Question

In Young’s double slit experiment, the fringe width is $1 \times {10^{ - 4}}m$, if the distance between the slit and screen is doubled and the distance between two slits is reduced to half and the wavelength is changed from $6.4 \times {10^{ - 7}}m$ to $4.0 \times {10^{ - 7}}m$, then the value of new fringe width will be
$
  {\text{A}}{\text{. 2}}{\text{.5}} \times {\text{1}}{{\text{0}}^{ - 4}}m \\
  {\text{B}}{\text{. 2}}{\text{.0}} \times {\text{1}}{{\text{0}}^{ - 4}}m \\
  {\text{C}}{\text{. 1}} \times {\text{1}}{{\text{0}}^{ - 4}}m \\
  {\text{D}}{\text{. 0}}{\text{.4}} \times {\text{1}}{{\text{0}}^{ - 4}}m \\
$

Answer 1

Hint: We are given fringe width and we know the formula for fringe width. By comparing the new and old values of distance between slits and the distance between slit and screen, we can find the value of new fringe width.

Formula used:
In Young’s double slit experiment, the fringe width of the interference pattern is given as
$\beta = \dfrac{{\lambda D}}{d}{\text{ }}...{\text{(i)}}$
where $\beta $ is called the fringe width of the pattern obtained on the screen, $\lambda $ signifies the wavelength of light used in the YDSE, D is the distance between the slits and the screen while d denotes the distance between the two slits.

Detailed step by step solution:
In Young’s double slit experiment, we obtain an interference pattern on a screen when two coherent sources of light are allowed to overlap each other.
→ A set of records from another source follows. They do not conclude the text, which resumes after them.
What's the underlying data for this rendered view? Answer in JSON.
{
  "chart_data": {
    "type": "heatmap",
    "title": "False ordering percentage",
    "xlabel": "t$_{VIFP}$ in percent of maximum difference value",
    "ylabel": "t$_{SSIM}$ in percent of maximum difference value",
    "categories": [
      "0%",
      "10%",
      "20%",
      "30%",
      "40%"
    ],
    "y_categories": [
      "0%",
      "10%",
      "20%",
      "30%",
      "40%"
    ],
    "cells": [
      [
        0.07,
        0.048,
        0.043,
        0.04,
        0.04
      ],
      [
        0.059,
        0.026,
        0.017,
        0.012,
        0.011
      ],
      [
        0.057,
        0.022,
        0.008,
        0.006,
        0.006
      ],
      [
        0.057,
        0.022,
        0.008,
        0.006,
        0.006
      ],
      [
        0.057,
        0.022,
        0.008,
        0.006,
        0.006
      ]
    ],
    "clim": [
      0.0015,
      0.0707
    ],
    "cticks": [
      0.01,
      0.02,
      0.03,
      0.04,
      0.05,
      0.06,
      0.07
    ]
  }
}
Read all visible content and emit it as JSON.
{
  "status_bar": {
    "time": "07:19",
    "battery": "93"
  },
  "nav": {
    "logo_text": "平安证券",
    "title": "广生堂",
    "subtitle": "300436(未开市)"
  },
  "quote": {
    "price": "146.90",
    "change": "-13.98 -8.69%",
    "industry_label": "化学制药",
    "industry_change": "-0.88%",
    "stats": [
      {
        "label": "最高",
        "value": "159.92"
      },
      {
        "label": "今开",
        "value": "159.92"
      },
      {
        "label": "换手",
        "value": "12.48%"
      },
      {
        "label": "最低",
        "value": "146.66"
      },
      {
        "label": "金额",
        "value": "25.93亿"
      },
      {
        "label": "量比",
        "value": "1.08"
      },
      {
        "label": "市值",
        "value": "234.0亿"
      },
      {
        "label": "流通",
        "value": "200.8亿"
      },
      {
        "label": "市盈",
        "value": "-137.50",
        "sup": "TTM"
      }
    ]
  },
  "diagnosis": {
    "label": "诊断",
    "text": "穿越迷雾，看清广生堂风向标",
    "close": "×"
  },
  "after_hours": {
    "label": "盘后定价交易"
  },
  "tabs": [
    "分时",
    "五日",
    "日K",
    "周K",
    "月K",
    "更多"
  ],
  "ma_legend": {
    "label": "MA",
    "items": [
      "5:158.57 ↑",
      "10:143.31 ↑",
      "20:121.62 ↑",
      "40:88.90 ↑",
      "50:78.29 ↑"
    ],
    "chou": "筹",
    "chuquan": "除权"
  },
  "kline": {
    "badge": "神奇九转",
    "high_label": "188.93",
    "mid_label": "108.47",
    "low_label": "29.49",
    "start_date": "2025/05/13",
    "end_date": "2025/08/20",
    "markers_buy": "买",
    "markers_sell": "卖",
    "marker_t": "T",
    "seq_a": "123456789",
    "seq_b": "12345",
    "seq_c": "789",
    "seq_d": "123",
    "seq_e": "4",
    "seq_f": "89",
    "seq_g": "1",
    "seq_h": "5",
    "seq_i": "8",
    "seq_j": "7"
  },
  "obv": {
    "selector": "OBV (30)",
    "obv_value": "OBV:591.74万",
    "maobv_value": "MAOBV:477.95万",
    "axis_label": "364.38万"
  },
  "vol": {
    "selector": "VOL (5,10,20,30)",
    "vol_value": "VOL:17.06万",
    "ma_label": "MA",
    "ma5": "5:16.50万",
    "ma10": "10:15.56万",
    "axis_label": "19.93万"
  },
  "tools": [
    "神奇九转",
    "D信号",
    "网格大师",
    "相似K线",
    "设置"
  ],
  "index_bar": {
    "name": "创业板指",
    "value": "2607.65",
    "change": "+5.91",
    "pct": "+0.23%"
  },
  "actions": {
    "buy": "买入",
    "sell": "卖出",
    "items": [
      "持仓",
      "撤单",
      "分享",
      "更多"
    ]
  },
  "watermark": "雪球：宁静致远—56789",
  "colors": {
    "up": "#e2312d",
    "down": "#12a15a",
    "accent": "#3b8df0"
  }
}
The pattern obtained on the screen consists of maximum and minimum intensities of light. The distance between two maxima is called the fringe width. The expression of fringe width is given in equation (i).
We are given the following parameters for the fringe width in a YDSE. The fringe width is given as:

$\beta = 1 \times {10^{ - 4}}m$

The wavelength of light used is

$\lambda = 6.4 \times {10^{ - 7}}m$

Therefore, we can write:

$1 \times {10^{ - 4}} = \dfrac{{6.4 \times {{10}^{ - 7}} \times D}}{d}{\text{ }}...{\text{(ii)}}$
Let new fringe width be $\beta '$ , wavelength be $\lambda '$, distance between slits be d’ and distance between slit and screen be d’ then we can write

$\beta ' = \dfrac{{\lambda 'D'}}{{d'}}$

We are given that new parameters are modified as follows:

$
  \lambda ' = 4 \times {10^{ - 7}}m \\
  D' = 2D \\
  d' = \dfrac{d}{2} \\
  \therefore \beta ' = \dfrac{{4 \times {{10}^{ - 7}} \times 2D}}{{\dfrac{d}{2}}} \\
   = \dfrac{{4 \times {{10}^{ - 7}} \times 2D \times 2}}{d}{\text{ }}...{\text{(iii)}} \\
$

Now, by dividing equation (iii) by (ii), we get

$
  \dfrac{{\beta '}}{{1 \times {{10}^{ - 4}}}} = \dfrac{{4 \times {{10}^{ - 7}} \times 2D \times 2}}{d} \times \dfrac{d}{{6.4 \times {{10}^{ - 7}} \times D}} \\
   \Rightarrow \dfrac{{\beta '}}{{1 \times {{10}^{ - 4}}}} = \dfrac{5}{2} \\
   \Rightarrow \beta ' = \dfrac{5}{2} \times {10^{ - 4}} \\
   \Rightarrow \beta ' = 2.5 \times {10^{ - 4}}m \\
$

This is the required value of fringe width. Hence, the correct answer is option A.

Note: The fringe pattern is formed only when coherent sources of light are used. Coherent sources have the same frequency and constant phase difference. They can be obtained from a single source by passing the same light from two slits.